The film actually started quite good with massive military presence and a cool scenery. As soon as the story kicks in, it just sucks. Once more we get to witness the terribly touching escape of a family... or a random group of people ... some teenagers ... lost soldiers. WHATEVER! Why do all these movies have to be so small scale? Why not show how the virus spreads, how the military is trying to fight it. All we get to see are stupid children that run off the green zone the day after their arrival to get a PHOTOGRAPH OF THEIR MOTHER(!!!!!!!!!!!). Heck we've got digital cameras and all that stuff and they risk their lives to get a crappy picture. Not to mention the horribly dumb father that has nothing to do than kiss his wife that rather resembles a zombie than a human being. Not to mention how easy it is for Mr. All Access to get to her... I mean, everything on this damn island was guarded by legions of soldiers. This woman that could rescue the whole world now, is left alone. No medical supervision, nothing to drink or eat. I am tired of movies in which everything is done wrong.

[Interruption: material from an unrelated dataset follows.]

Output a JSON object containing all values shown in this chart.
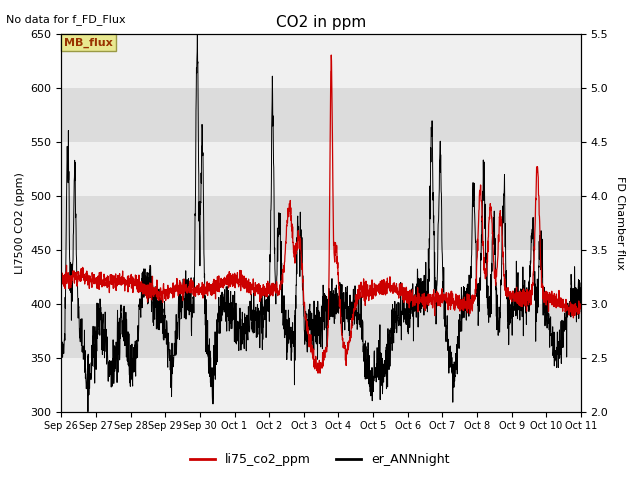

The first 28 days later i enjoyed, but as for the 2nd one i was really really dissapointed. It was shocking, definantly not worth paying to go and see at the cinema as you really need to be in your comfy armchair so that you can fall asleep!!! Shocking

I don't like horror films, and only watched this because I sat down in the wrong screen! But it's a reasonable tale, and nicely shot in London. It's atmospheric rather than a shocker. Sometimes the story doesn't completely hang together, but I enjoyed myself nontheless.